Cryptocurrency specialist to push for UK banking licence
DAG Global will resubmit application despite regulatory caution
A UK start-up is applying to become the country’s first bank for cryptocurrency businesses, in what will be a test of regulators’ openness to the digital assets as they grapple with concerns over links to financial crime.
Companies that handle cryptocurrencies such as bitcoin and those that provide services to them have struggled to maintain relationships with mainstream banks because of their perceived links to money laundering and other forms of criminal activity.
However, DAG Global, a London-based start-up established in 2018, said it would resubmit its application for a banking licence next month with a view to providing bank accounts for crypto businesses from 2021.
“It’s a lack of understanding and reputation risk that has kept others away — we think it can be a cleaner sector [than mainstream finance],” said Sean Kiernan, chief executive.
He said that since the bank submitted a first application last May it had had several rounds of “constructive dialogue” with UK regulators, the Prudential Regulation Authority and Financial Conduct Authority. “Thus far, the regulators have not raised any red flags,” he added.
DAG’s efforts to secure a licence have taken longer than it initially hoped. The company previously aimed to launch in 2019, but it is one of several would-be banks that have run into delays over the past year as regulators have increased scrutiny of challenger banks’ business models.
The FCA and PRA said they did not comment on individual companies. Both regulators have previously warned about the risks associated with cryptocurrency businesses, but neither has actively discouraged banks from providing services to them.
The PRA in 2018 reminded banks to maintain “effective risk strategies” and “act in a prudent manner” with regards to cryptoassets, raising concerns about their volatility and the risk that they could be used for money laundering and financing terrorism.
The FCA, which last month took over responsibility for supervising anti-money laundering and counter-terrorist financing risks in crypto asset businesses, has also highlighted the need for strong measures to avoid cryptocurrency-related criminality.

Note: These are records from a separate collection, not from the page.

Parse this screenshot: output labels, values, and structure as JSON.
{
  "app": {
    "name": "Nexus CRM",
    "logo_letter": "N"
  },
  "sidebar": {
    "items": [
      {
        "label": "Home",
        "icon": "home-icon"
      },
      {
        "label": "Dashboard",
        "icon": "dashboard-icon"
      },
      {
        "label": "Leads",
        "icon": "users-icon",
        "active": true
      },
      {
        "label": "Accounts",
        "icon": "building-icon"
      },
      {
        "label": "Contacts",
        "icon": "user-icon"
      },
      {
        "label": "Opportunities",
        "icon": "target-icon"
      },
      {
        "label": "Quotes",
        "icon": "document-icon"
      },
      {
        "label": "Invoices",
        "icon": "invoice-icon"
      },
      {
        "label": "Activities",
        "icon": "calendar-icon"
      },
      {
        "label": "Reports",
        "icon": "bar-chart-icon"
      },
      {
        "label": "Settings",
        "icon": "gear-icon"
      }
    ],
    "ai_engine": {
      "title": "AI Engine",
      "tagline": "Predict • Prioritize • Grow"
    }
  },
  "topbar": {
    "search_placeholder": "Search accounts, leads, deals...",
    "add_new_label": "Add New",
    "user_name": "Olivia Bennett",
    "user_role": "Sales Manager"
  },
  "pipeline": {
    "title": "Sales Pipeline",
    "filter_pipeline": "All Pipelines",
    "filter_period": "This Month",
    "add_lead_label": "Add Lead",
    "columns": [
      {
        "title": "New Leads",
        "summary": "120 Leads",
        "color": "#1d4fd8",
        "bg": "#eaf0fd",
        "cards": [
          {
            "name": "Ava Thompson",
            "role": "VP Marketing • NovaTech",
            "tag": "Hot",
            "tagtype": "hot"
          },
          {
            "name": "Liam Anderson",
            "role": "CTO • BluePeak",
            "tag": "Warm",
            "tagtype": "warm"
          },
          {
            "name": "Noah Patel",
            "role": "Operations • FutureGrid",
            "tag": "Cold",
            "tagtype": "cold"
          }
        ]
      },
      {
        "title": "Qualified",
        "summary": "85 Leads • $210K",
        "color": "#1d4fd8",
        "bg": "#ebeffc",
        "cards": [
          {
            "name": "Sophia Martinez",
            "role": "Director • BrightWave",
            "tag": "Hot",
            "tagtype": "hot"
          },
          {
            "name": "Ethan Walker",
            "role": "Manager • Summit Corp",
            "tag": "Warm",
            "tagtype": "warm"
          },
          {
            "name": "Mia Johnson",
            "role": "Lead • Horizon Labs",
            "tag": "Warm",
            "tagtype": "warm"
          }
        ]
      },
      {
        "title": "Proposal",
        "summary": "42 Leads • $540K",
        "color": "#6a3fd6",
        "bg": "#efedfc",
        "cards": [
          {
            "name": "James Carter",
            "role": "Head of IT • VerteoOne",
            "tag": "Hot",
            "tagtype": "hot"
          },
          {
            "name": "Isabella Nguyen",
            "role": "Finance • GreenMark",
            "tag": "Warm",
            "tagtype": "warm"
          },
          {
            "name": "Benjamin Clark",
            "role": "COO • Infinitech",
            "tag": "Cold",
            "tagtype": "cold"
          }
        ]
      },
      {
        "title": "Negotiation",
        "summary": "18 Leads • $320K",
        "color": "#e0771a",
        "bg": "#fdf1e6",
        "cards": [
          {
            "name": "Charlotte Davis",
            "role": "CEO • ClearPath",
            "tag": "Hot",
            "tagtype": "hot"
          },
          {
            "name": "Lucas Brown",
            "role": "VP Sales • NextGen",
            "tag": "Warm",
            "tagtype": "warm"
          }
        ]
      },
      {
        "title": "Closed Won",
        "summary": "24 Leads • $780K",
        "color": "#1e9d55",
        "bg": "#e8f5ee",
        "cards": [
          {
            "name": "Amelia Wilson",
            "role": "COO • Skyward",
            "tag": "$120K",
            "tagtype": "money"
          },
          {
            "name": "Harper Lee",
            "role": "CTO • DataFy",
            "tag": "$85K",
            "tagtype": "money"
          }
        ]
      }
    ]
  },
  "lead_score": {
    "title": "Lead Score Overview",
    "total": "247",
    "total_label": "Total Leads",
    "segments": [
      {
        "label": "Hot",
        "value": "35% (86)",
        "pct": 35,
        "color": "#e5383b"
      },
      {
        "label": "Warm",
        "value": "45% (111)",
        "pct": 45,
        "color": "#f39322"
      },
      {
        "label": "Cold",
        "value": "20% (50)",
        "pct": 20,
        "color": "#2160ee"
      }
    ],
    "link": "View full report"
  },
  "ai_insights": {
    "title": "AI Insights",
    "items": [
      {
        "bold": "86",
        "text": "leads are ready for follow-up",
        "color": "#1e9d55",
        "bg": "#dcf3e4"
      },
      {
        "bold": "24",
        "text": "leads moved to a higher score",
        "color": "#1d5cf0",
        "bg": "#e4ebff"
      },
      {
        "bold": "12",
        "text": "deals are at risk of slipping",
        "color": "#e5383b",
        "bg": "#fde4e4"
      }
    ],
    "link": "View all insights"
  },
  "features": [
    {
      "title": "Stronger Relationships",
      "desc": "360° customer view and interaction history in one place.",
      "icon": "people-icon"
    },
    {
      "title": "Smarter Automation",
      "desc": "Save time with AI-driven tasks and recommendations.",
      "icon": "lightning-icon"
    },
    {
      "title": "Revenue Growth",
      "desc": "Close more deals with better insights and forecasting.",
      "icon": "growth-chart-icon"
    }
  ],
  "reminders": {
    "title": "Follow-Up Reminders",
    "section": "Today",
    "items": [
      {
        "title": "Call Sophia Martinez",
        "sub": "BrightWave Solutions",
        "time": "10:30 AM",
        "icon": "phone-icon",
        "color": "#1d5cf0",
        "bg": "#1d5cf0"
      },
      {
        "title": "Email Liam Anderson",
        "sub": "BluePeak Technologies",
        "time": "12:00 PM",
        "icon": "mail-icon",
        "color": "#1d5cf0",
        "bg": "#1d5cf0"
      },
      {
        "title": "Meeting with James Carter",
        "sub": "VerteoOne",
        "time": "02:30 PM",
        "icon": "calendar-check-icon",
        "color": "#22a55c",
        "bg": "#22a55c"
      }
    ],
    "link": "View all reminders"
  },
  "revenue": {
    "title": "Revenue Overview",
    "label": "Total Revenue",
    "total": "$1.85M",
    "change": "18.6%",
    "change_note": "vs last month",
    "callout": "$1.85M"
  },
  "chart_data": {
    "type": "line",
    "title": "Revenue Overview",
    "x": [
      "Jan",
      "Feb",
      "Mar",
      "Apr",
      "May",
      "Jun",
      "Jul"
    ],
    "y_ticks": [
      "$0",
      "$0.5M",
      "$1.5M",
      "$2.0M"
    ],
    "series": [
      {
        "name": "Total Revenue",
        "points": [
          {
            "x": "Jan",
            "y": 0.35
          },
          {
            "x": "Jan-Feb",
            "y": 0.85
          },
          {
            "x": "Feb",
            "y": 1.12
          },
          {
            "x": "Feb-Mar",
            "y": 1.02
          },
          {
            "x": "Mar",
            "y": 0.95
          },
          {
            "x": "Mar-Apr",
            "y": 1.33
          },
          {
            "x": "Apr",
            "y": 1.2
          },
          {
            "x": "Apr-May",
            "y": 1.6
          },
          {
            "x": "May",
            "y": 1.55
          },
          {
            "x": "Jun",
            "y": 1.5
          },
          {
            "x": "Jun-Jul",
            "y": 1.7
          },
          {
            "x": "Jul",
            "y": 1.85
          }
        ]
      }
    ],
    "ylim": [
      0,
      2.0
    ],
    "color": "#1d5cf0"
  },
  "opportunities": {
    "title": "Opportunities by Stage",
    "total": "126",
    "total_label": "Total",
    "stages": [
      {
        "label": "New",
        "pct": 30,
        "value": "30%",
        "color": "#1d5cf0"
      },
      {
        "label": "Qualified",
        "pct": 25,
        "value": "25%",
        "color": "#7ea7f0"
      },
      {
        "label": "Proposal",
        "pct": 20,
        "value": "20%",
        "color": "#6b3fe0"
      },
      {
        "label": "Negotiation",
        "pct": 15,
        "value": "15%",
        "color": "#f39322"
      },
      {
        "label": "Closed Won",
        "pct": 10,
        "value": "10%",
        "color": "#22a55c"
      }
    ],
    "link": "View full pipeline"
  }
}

However, its guidance says that “there should be relatively few cases where it is necessary to decline business relationships solely because of anti-money laundering requirements”.
Even established businesses like Coinbase, which operates one of the largest cryptocurrency exchanges and is backed by well-known investors such as Andreessen Horowitz, have struggled to establish banking relationships in the UK.
Coinbase opened a bank account with Barclays in 2018 after a long process to reassure the bank about its anti-money laundering systems, but Barclays stopped serving the company last year.
British cryptocurrency businesses have instead turned to foreign banks such as California-based Silvergate Bank, which was founded in 1988. Silvergate, which used to focus on small businesses in San Diego, has grown rapidly since switching to serve cryptocurrency businesses and listed on the New York Stock Exchange with a $300m valuation late last year.
Stephanie Ramezan, chief commercial officer at DAG, said: “We’re being approached on a daily basis by corporates in the space because people are fed up with what they’re faced with to meet basic business banking needs at the moment.”